A relatively new concept in landscape design, the rain garden is a two- to three-foot depression, often 300-500 square feet in surface area, that gets filled with permeable materials and capped with deep-rooted native plants. Plant selection is crucial. They need to be able to withstand extremes of moisture (flooding and drought) as well as concentrations of sediment and nutrients, particularly nitrogen and phosphorus, common elements found in storm-water runoff. Good choices are plants from the edge of area wetlands such as wildflowers, grasses, sedges, rushes, ferns, shrubs, and small trees. Those with deep fibrous roots tend to have a competitive advantage and provide the most cleaning and filtration benefits to the environment.
Rain gardens not only enhance infiltration but also, below ground, maintain or even augment soil permeability, provide moisture redistribution and aquifer recharge, and sustain diverse microbial populations involved in biofiltration. Above ground, they add pleasing aesthetics, encourage wildlife and biodiversity, contribute to localized flood control, and reduce the need for irrigation.
The combination of the plants and porous planting media often reduces the amount of storm water and pollution reaching creeks, streams, and the ocean by 30 percent or more. The cost of creating a rain garden is small. The benefits have led cities and regions across the country to adopt policies encouraging rain gardens.

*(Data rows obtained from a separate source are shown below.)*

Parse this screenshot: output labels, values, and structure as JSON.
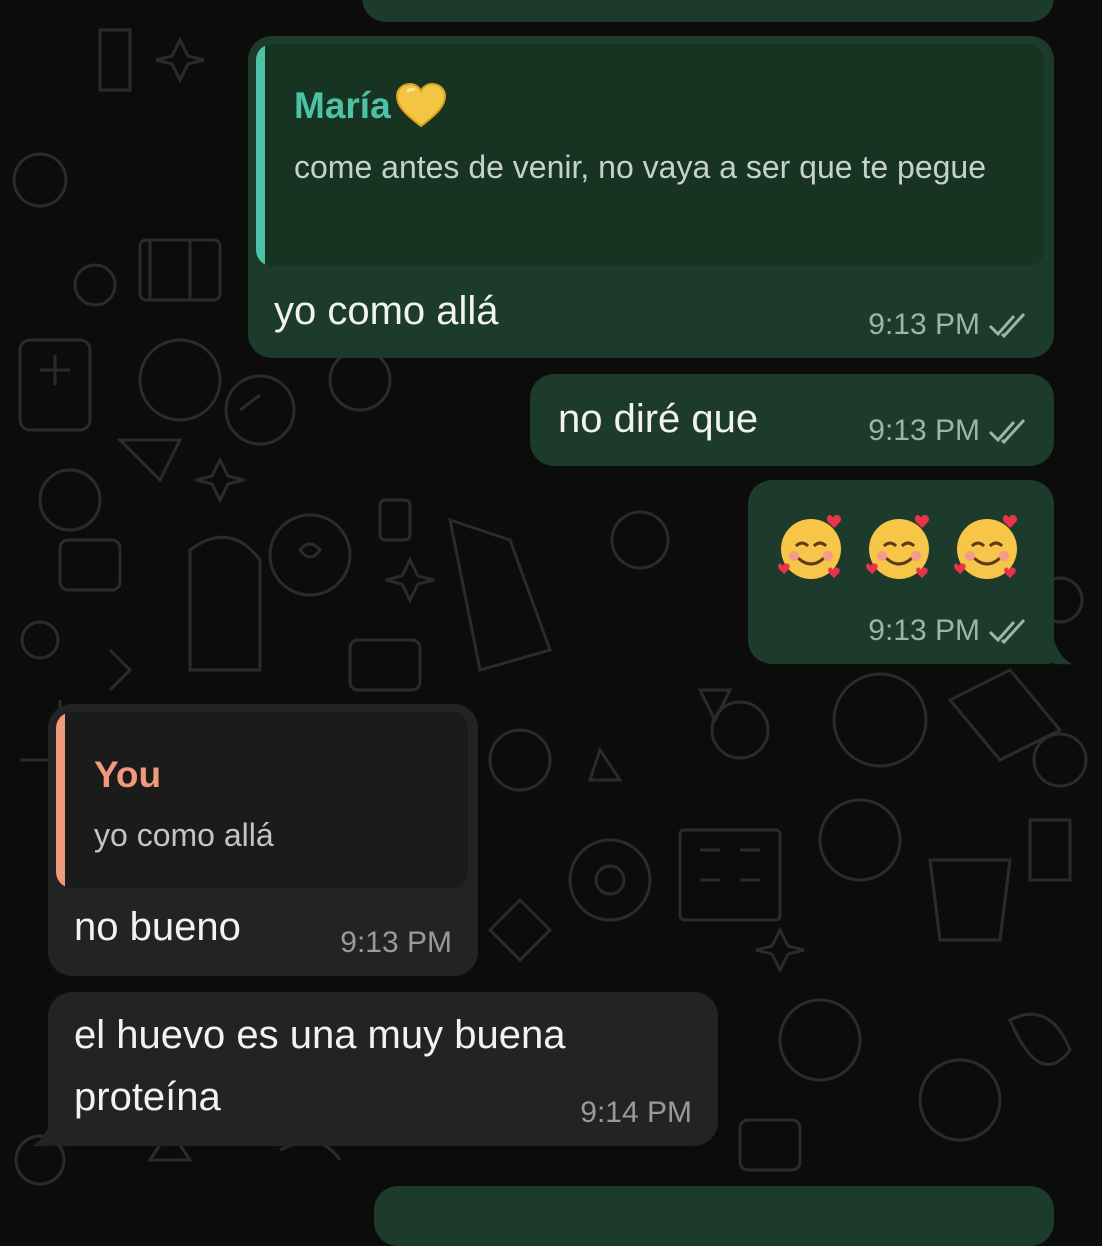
{
  "colors": {
    "background": "#0b0c0b",
    "outgoing_bubble": "#1d3b2b",
    "incoming_bubble": "#232323",
    "quote_maria_accent": "#4cc2a6",
    "quote_you_accent": "#f0997b",
    "heart_emoji": "#f4c542"
  },
  "messages": [
    {
      "direction": "outgoing",
      "quote": {
        "author": "María",
        "author_emoji": "yellow-heart-icon",
        "text": "come antes de venir, no vaya a ser que te pegue"
      },
      "text": "yo como allá",
      "time": "9:13 PM",
      "status": "read"
    },
    {
      "direction": "outgoing",
      "text": "no diré que",
      "time": "9:13 PM",
      "status": "read"
    },
    {
      "direction": "outgoing",
      "emojis": [
        "smiling-face-with-hearts-icon",
        "smiling-face-with-hearts-icon",
        "smiling-face-with-hearts-icon"
      ],
      "time": "9:13 PM",
      "status": "read"
    },
    {
      "direction": "incoming",
      "quote": {
        "author": "You",
        "text": "yo como allá"
      },
      "text": "no bueno",
      "time": "9:13 PM"
    },
    {
      "direction": "incoming",
      "text": "el huevo es una muy buena proteína",
      "time": "9:14 PM"
    }
  ]
}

Another option is the infiltrator chamber, which can be configured to create an underground reservoir. Made of high-density polyethylene, these arches, basically in the shape of an inverted u, are most often three feet across at the base and five feet in length. They interlock to form continuous drainage tunnels. It is advisable to place them on a gravel bed to aid percolation. Frequently, they run 50 feet in length with the capacity to handle large “surge” volumes of storm water and store it until it seeps into the ground beneath. Commonly buried about two feet deep, their ribbed configuration makes them structurally strong enough to take heavy loads such as vehicular traffic.

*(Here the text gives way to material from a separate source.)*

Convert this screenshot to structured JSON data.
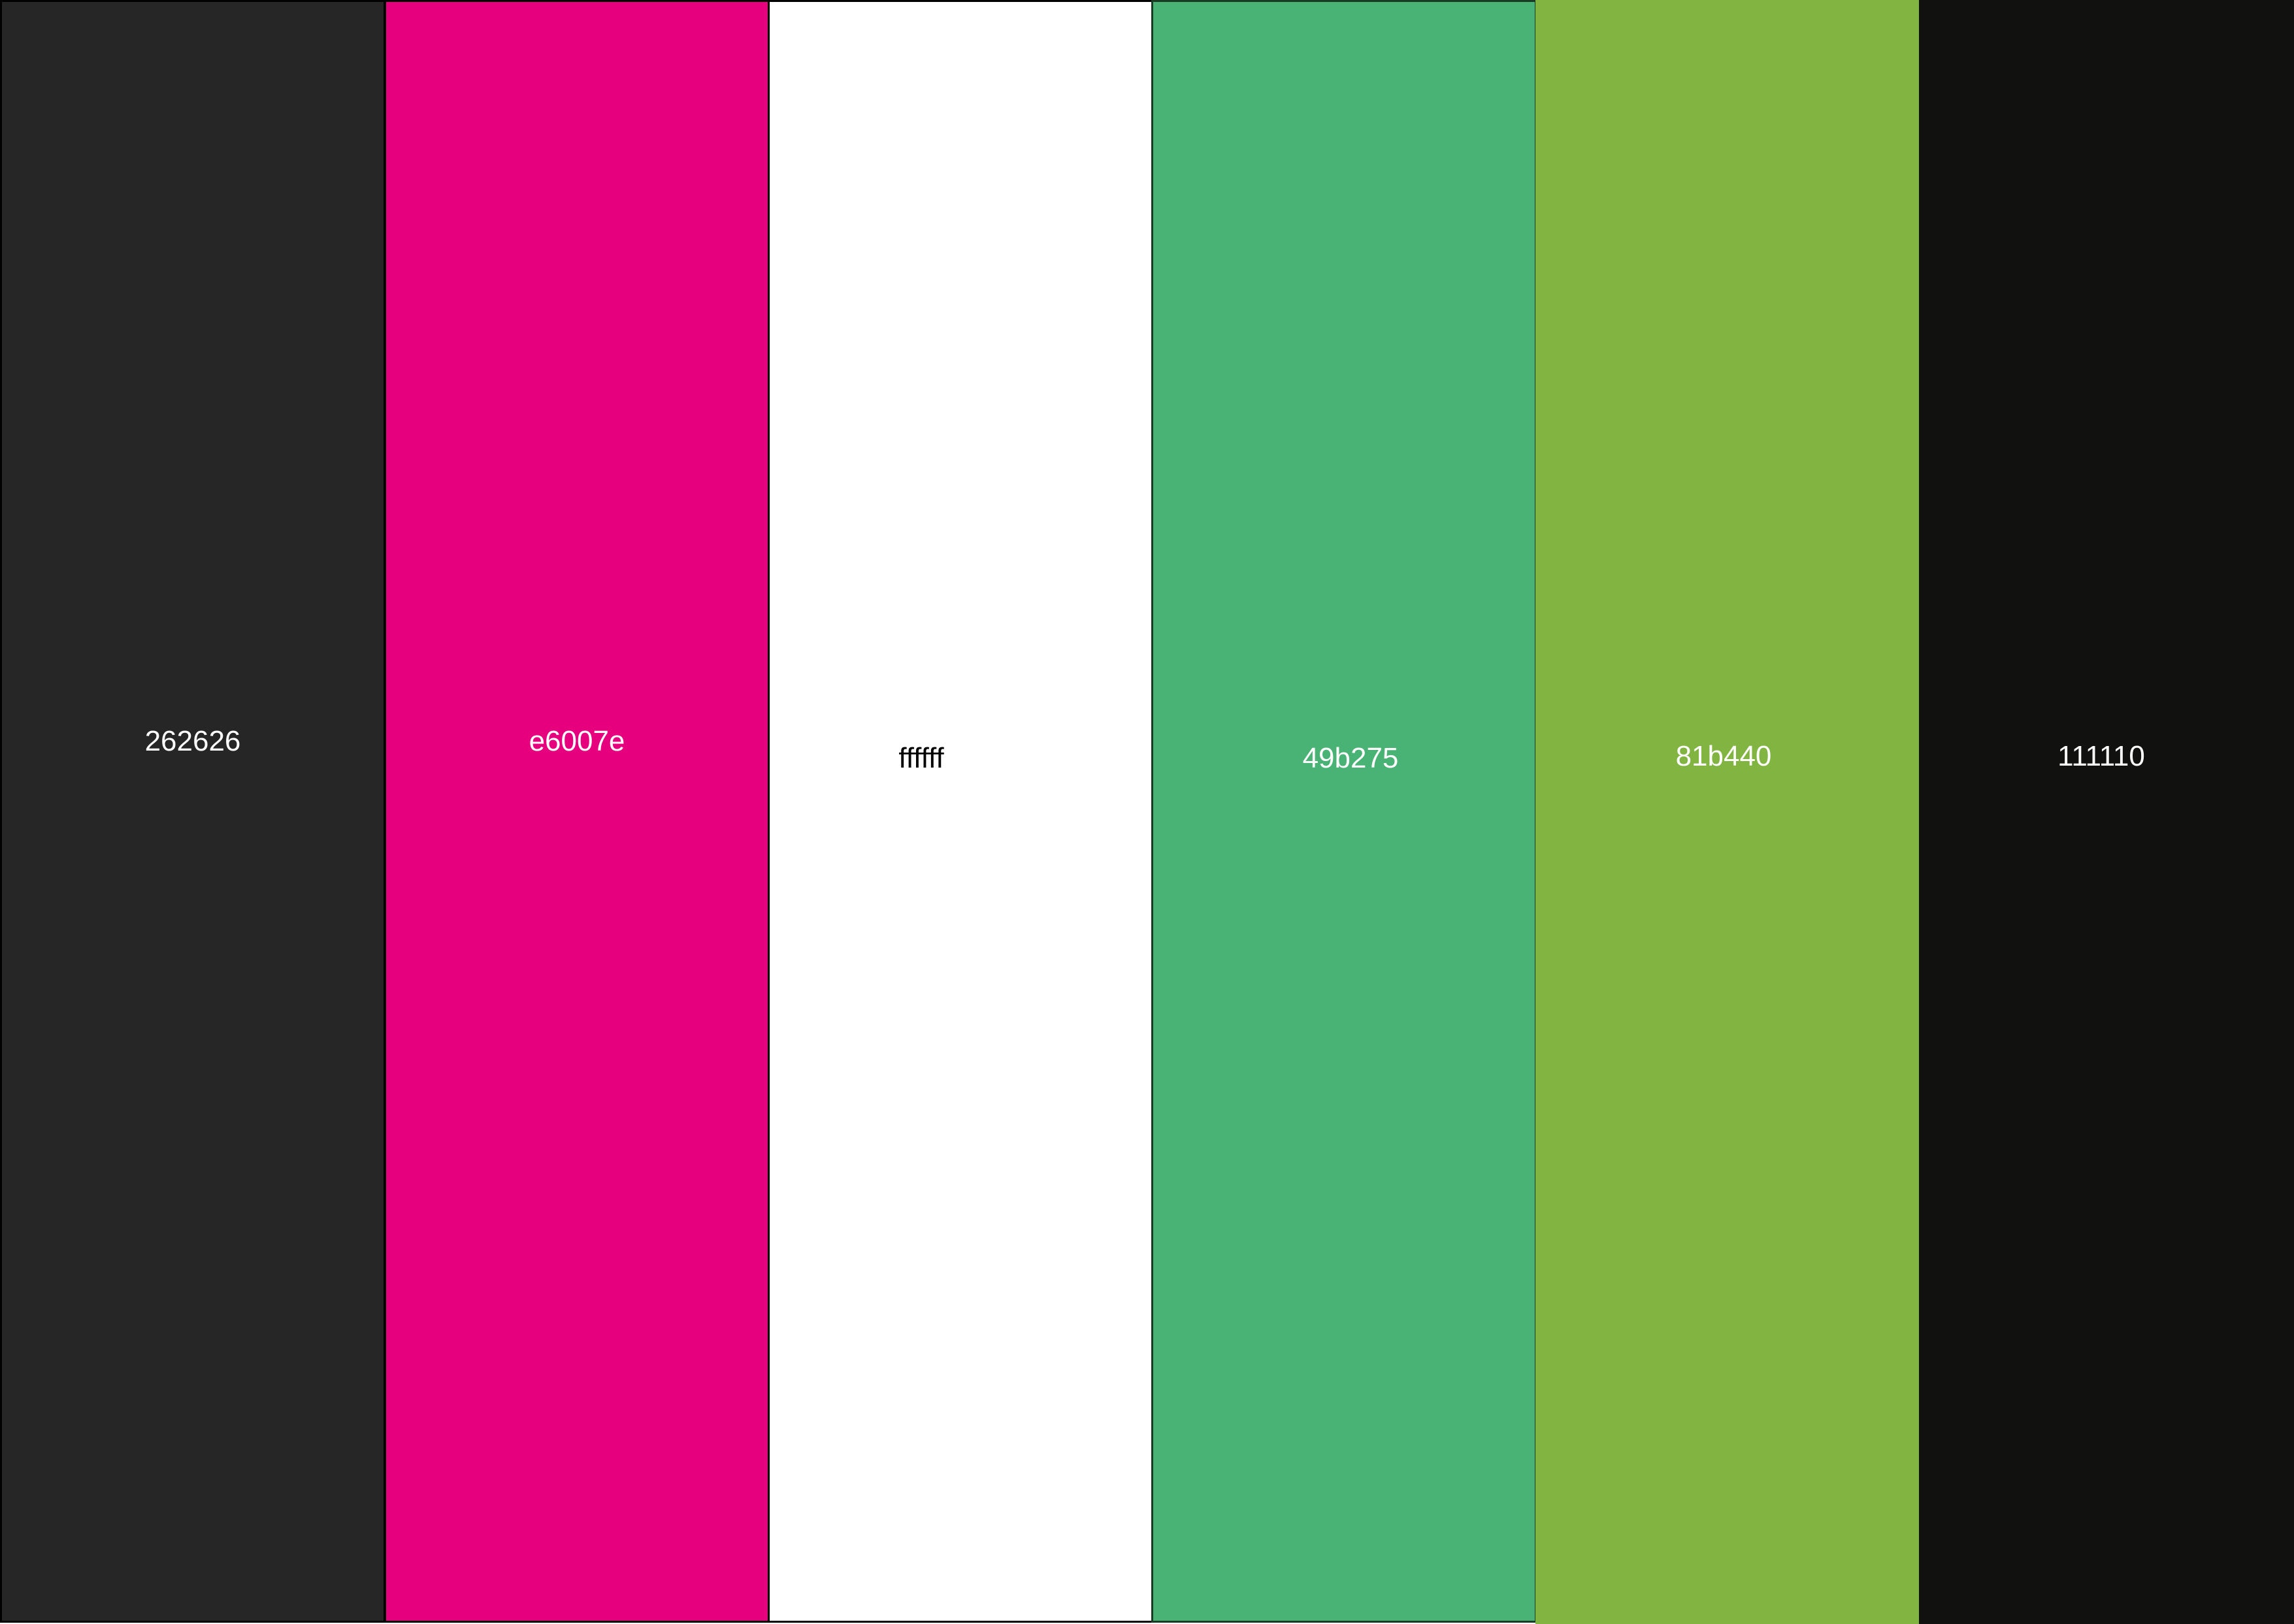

Although not inexpensive to install, infiltrators cost less than permeable paving or dry wells while accommodating much larger quantities of storm water. All strategies that retain and percolate storm water into the ground need to pay attention to the permeability of the soil. Infiltrators are often less costly than vegetated roofs or rain-water-collection systems, which are also strategies that keep storm water on-site.